This repo includes code to reproduce all results in the above Neurips paper, authored by Jiaji Huang, Qiang Qiu and Kenneth Church.
We used python 3.8.5, but other versions close to that should also work. Install all required packages by
pip install --upgrade pip
pip install -r requirements.txt
We used cuda 10.2.89, but any version that meets pytorch's requirement should also work.
We highlight some major results, so that readers do not have to read the paper to grasp the main ideas. Concisely, the paper tries to answer the question:
"Can we use a checkpoint zoo to build something that better adapts to unseen tasks?"
To answer the question, first we need to understand the geometry of a space of tasks.
In the paper, we model the tasks as following a Gaussian process. Its covariance is computed by applying kernel alignment to extracted features. The features are obtained by inputting probe data into checkpoints, each trained for a task. For example, using 34 checkpoints from Huggingface models, we can estimate the 34x34 covariance (of their corresponding tasks).
To reproduce the above figure, refer to LMs/README.md.
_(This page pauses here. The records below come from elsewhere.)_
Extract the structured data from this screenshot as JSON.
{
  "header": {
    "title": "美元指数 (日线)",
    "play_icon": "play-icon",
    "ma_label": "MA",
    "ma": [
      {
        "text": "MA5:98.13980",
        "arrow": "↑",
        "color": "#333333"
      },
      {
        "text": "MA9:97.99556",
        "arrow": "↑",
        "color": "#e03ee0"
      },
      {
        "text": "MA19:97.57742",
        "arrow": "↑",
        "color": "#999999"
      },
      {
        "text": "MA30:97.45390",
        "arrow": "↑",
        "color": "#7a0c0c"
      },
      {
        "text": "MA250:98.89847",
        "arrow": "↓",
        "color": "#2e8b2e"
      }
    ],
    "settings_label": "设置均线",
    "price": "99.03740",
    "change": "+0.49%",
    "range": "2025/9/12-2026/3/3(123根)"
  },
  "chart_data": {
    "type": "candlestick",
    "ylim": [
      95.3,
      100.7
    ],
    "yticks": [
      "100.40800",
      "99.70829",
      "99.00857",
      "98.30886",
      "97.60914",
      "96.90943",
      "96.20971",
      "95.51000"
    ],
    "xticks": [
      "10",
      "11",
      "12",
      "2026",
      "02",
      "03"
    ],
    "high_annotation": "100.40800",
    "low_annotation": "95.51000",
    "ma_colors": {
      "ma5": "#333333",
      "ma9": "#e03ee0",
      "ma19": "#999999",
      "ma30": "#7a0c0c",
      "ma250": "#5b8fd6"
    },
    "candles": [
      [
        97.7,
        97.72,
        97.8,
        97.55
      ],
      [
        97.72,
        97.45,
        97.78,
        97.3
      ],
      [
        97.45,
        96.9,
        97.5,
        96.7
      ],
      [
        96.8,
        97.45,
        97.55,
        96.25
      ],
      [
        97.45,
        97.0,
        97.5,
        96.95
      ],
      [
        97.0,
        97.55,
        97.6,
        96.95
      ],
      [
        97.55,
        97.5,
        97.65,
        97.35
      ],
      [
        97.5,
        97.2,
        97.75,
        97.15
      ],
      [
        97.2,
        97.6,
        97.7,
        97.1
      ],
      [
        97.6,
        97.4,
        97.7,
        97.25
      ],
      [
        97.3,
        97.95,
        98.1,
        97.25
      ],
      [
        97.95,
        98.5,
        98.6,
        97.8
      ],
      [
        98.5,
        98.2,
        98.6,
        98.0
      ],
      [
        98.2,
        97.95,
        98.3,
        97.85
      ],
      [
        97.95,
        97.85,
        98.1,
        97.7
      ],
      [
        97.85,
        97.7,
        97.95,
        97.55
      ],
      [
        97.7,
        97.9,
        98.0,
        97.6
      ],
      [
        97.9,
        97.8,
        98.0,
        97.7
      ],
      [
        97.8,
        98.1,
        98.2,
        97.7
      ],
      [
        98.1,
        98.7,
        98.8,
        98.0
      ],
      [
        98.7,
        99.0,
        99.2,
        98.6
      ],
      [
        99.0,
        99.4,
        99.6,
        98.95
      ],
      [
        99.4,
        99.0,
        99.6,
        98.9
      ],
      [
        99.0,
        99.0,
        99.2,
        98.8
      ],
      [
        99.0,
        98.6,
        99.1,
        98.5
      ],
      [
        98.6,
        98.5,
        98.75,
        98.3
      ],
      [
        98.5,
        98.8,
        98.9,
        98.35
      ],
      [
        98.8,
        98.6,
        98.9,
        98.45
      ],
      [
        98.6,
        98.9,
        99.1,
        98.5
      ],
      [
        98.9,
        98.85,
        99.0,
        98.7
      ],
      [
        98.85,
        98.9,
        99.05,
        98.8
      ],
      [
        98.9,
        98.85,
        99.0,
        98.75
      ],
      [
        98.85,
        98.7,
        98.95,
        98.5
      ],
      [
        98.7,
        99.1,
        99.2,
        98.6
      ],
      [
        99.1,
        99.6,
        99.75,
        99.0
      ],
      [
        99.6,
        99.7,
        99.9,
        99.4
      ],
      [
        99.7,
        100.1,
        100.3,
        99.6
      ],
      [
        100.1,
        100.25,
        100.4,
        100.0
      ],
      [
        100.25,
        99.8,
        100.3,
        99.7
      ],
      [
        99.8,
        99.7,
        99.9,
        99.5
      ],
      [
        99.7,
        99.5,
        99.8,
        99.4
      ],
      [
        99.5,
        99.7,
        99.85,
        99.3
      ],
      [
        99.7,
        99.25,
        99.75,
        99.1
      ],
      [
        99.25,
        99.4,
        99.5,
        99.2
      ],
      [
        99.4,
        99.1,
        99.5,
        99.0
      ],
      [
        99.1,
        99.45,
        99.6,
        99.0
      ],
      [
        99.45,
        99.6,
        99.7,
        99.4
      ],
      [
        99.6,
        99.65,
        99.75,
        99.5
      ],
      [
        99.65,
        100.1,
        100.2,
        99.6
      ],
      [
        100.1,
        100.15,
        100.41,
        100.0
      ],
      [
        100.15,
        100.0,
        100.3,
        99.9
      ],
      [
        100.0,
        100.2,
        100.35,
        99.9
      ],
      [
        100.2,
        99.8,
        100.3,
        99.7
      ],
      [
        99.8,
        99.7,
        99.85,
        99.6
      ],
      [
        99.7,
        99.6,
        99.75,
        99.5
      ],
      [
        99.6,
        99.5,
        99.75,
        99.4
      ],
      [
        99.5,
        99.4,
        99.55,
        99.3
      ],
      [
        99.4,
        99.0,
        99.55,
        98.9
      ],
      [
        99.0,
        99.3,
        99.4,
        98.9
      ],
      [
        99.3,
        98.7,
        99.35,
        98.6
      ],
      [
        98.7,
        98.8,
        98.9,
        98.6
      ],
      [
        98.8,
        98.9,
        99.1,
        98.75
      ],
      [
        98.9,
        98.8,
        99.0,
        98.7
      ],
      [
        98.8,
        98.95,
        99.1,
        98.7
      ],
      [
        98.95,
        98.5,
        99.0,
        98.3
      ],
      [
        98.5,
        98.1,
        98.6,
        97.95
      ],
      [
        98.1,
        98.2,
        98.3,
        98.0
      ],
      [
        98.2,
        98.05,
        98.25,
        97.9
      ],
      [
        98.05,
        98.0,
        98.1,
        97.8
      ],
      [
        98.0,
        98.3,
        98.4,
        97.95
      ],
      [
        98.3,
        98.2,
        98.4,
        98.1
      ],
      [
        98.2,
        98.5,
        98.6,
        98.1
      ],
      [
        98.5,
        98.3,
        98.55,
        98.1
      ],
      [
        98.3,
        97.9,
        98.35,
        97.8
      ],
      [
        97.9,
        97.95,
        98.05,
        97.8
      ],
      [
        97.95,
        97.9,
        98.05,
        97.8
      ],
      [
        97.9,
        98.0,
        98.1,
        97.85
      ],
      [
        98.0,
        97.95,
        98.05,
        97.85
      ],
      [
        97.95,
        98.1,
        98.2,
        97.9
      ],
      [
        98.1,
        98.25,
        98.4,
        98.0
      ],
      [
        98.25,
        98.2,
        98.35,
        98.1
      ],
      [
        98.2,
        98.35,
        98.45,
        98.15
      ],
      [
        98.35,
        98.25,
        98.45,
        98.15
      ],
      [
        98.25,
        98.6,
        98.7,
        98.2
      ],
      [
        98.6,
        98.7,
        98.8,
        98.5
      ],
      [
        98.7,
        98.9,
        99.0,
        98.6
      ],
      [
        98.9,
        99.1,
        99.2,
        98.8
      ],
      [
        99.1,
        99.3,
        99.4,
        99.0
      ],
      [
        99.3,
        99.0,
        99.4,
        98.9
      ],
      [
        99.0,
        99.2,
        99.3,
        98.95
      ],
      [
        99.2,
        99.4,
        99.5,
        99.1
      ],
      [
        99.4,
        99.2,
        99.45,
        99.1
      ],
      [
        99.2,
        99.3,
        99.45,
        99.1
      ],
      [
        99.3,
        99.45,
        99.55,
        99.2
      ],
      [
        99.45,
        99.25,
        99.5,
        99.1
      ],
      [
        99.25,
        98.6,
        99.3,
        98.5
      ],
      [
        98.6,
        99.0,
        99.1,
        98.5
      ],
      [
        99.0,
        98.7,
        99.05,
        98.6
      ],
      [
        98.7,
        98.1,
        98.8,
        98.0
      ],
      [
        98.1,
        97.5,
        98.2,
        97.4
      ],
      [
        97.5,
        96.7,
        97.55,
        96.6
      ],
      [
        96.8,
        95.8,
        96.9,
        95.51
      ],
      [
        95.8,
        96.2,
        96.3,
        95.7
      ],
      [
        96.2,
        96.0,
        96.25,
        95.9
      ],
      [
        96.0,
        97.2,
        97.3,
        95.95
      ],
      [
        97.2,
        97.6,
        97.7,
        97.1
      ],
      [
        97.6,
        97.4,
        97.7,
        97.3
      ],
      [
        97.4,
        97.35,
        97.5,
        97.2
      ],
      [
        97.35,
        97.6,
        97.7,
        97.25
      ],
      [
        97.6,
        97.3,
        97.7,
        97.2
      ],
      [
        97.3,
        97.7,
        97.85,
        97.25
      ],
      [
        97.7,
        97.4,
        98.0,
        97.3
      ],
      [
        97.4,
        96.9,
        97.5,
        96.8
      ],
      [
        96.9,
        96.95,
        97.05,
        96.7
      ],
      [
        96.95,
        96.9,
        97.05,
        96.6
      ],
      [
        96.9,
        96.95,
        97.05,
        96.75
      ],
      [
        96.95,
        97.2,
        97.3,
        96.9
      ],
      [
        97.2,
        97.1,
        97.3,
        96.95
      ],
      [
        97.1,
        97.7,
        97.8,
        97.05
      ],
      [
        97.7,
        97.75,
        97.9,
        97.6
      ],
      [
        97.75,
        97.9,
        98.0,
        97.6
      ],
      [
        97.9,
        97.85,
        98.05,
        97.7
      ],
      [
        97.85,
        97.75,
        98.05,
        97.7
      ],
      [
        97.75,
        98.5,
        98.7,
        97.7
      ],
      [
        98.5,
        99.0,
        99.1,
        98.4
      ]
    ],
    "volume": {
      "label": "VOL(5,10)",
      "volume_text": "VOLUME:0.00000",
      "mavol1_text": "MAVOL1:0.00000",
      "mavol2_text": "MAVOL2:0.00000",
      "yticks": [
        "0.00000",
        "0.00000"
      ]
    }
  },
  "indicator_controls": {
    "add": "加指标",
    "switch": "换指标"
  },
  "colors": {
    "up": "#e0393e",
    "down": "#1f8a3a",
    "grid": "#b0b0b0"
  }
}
We hypothesize that representative tasks are more generalizable to new tasks. This, of course, needs a rigorious mathematical proof. But empirically we find it is true, as indicated by the experiments on NLP and vision tasks.
So, how to identify representative tasks? They are supposed to convey the most information about the rest of the task space. We formulate the problem into a Max-Mutual-Information (MMI) objective. The solver takes the covariance as input, and greedily picks representative tasks.
Using the 34x34 covariance matrix, we can identify that the 5 most representative tasks are those corresponding to roberta-base, distilbert-base-uncased, t5-base, bert-base-cased and bart-large. Combining these checkpoints yields superior results on 8 new linguistic tasks, e.g., below is an example of chunking task.
To reproduce full results, check LMs/README.md for details.
The observation holds for vision tasks too. Below is an experiment set up on cifar100. MMI shows steady gain over random selection, and outperforms another baseline.
To reproduce all results, check vision/README.md for details.
Note: This project requires running many small jobs. So it will be very useful if you have a cluster powered by slurm, which can launch jobs in parallel. In the job-launching scripts, you can see multiple commands like
sbatch -p $partition --gres=gpu:1 --wrap "python run.py" -o $job_log_path
If you do not have such a cluster, just use
python run.py > $job_log_path
instead.